Comment 32342

By A Smith (anonymous) | Posted July 08, 2009 at 20:01:53

JonC >> "For example, for every 100 houses that get built with the freeze in effect we'll be losing about $700,000 which will have to be made up from some other funding source."

The numbers you provided do NOT show that the cost of servicing suburban homes are 7k in excess of what these same homes produce in new tax revenue to the city. All they show is that city staff WANT to charge 7k more for each new house built. If you want to prove that new area home buyers are getting a super deal, you need to show how much more in services they will receive vs how much they pay in property taxes.

Furthermore, because new homes enjoy much higher market values than central Hamilton homes, they also pay much higher property taxes.

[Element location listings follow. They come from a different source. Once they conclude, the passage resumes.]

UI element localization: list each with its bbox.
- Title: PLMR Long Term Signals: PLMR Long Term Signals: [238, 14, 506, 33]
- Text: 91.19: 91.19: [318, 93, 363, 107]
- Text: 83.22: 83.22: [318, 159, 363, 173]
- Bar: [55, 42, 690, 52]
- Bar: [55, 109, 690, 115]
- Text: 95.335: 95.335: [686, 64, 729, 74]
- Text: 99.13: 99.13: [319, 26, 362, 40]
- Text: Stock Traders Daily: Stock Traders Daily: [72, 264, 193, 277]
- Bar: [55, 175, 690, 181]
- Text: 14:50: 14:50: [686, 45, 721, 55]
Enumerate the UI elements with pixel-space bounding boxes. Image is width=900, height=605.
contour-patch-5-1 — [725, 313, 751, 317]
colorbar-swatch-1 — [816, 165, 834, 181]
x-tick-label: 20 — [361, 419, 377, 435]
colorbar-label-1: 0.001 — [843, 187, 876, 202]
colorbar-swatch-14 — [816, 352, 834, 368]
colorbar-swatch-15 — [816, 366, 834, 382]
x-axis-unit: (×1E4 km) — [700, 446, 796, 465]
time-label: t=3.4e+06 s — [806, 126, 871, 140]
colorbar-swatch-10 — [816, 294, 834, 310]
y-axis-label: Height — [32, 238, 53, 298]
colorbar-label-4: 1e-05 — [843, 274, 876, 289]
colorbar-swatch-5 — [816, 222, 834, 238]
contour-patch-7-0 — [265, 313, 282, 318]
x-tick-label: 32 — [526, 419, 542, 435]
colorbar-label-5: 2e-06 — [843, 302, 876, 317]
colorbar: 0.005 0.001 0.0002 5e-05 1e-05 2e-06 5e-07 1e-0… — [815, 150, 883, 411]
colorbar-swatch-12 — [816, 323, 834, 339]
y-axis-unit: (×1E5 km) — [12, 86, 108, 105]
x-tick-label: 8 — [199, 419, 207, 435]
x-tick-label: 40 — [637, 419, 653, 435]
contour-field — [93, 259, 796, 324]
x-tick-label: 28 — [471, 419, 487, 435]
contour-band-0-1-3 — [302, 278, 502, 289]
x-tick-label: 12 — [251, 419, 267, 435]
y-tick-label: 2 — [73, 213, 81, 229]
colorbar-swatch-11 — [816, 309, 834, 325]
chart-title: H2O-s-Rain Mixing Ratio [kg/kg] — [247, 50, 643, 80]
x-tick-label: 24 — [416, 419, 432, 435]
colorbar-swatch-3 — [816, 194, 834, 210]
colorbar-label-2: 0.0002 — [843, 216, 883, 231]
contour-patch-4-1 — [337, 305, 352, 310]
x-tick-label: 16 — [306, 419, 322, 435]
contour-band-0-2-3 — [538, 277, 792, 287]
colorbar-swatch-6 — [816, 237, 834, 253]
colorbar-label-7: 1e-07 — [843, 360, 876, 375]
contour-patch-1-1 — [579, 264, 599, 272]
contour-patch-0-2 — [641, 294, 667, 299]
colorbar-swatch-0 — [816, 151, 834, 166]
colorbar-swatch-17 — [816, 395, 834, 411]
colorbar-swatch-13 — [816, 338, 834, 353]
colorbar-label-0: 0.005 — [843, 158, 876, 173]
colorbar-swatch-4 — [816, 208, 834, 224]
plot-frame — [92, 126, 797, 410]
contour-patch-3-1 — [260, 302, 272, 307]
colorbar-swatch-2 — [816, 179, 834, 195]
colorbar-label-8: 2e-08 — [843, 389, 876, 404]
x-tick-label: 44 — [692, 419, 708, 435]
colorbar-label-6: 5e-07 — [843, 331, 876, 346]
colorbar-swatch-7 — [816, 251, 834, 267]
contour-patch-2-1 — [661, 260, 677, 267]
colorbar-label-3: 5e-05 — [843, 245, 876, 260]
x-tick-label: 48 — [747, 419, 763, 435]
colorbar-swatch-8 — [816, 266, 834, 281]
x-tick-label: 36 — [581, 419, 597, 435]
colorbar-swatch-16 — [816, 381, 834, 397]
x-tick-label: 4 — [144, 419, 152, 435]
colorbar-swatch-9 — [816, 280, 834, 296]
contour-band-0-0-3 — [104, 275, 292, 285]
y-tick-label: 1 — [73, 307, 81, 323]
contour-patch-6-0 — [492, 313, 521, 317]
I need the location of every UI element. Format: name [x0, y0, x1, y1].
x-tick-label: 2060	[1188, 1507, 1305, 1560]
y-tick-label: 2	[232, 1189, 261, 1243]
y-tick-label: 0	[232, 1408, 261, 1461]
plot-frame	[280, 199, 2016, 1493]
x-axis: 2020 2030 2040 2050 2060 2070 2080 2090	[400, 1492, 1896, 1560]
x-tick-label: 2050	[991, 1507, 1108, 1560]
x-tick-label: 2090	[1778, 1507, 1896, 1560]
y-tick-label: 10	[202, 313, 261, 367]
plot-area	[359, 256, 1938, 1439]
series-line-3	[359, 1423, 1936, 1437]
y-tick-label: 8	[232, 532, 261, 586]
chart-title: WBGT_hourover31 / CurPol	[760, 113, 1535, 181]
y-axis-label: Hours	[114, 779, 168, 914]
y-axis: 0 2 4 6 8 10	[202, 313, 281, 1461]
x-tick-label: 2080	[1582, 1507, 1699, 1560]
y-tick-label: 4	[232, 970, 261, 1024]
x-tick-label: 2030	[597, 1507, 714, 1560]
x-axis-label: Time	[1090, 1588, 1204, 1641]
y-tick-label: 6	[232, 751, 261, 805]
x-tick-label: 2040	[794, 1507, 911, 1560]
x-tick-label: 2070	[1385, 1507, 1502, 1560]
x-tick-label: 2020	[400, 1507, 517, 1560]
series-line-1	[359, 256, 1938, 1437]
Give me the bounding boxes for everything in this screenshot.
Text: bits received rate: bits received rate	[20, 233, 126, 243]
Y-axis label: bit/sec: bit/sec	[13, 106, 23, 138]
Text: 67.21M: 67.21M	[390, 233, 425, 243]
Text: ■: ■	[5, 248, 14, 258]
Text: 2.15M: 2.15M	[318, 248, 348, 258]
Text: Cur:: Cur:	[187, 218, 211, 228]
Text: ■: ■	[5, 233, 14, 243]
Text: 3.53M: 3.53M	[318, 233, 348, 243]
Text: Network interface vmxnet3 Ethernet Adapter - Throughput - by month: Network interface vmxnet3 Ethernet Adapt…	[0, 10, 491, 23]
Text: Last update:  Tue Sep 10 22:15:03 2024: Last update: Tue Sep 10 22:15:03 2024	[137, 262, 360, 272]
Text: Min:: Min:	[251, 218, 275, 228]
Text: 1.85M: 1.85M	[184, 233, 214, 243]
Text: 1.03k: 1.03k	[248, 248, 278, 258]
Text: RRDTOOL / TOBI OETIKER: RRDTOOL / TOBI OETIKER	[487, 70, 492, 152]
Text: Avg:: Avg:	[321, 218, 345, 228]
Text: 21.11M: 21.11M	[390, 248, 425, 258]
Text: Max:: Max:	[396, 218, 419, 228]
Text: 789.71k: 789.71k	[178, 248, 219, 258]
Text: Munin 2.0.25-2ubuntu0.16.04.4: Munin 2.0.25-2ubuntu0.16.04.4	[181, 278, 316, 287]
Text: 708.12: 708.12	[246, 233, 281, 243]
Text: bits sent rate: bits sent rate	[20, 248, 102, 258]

For example, the average home downtown pays $2,442/yr, while homes in the west end pay $3,902/yr. Do the people of the west end enjoy $1,460 dollars of extra services/yr than residents downtown receive? If so, what are they?

Moreover, the people who are getting the BEST deal from the city, are not buyers in the new areas of the city, but new buyers of existing homes. These home buyers did not pay for existing infrastructure, yet they enjoy it's benefits. Furthermore, they don't pay anything in development costs, saving themselves 20k per house as compared to new home buyers in most areas of the city.

I agree that developers should pay to hook new homes up to existing infrastructure, but beyond that, property taxes should cover the rest.

Unless you can prove that new homes increase costs more than they increase overall revenue to the city (not just based on what city staff WANT to charge), than your argument against new area homes is nothing more a general bias against suburban living, not one based on evidence.

Lastly, please address my point about the city's falling tax rates combined with it's healthy increase in property tax revenue. The only way this can happen is if assessments are increasing FASTER than costs are going up, which is a good thing. Seeing that this is happening as many new housing developments (and Big Box stores) take shape across the city, it weakens the argument that greenfield development is anything but a net positive to the city's finances.